I heard @richard on the Break Nutrition podcast, and his command of the biochemistry is intimidating. I’d like to be able to speak with half as much authority about the science of fat regulation.
A few months ago, after I heard Ivor Cummins (@thefatemperor) on the podcast, I took his recommendation and bought The Chemistry of Life by Stephen Rose. I started reading it but found it fairly difficult to get through even the early parts of it. It could just be that even that book was slightly too advanced for someone who’s never even studied biology, and whose chemistry ended in the 9th or 10th grade.
Now, in the meantime I’ve read a bunch of academic papers (from reputable journals like the New England Journal of Medicine) that I found neatly linked somewhere on the web. But for the most part I had to skip the biochemistry and jump straight from method to conclusion, and take it on faith that the authors knew what they were on about.

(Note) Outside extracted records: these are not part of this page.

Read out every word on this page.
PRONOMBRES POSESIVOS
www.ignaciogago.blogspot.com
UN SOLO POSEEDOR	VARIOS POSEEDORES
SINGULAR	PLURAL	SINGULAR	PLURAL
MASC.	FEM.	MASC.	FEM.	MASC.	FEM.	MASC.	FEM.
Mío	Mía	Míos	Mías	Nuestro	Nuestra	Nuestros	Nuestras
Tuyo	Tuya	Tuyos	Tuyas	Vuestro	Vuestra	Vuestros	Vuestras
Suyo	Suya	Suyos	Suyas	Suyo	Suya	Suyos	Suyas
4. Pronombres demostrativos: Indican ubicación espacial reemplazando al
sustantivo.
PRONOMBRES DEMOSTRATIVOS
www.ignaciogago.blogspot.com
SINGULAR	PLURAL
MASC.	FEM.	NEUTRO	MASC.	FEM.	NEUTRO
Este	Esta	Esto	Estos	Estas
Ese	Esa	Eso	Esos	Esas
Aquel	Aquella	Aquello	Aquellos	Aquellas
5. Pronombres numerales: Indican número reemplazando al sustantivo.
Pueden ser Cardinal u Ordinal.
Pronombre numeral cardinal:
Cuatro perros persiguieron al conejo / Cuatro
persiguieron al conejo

Does anyone have recommendations for how I can get hip to the lingo of substrates and downstream effects and endothelial dysfunction (whatever that is) and really get a grasp of at least the basics of, shall we say, the endocrinological theory of fat regulation? Or is the metabolic system so complex that I’ll really have to get into the weeds before I’ll be able to understand it with any level of confidence?
I’d really like to be able to (a) have a basic but solid enough understanding of the science to satisfy my own curiosity, and (b) speak with enough authority when asked about our lifestyle that I don’t sound like a fad diet fanboi.
EDIT: Oh, and c) understand why my body remains plateaued at 80kg with a reasonable amount of fat that I could clearly comfortably drop.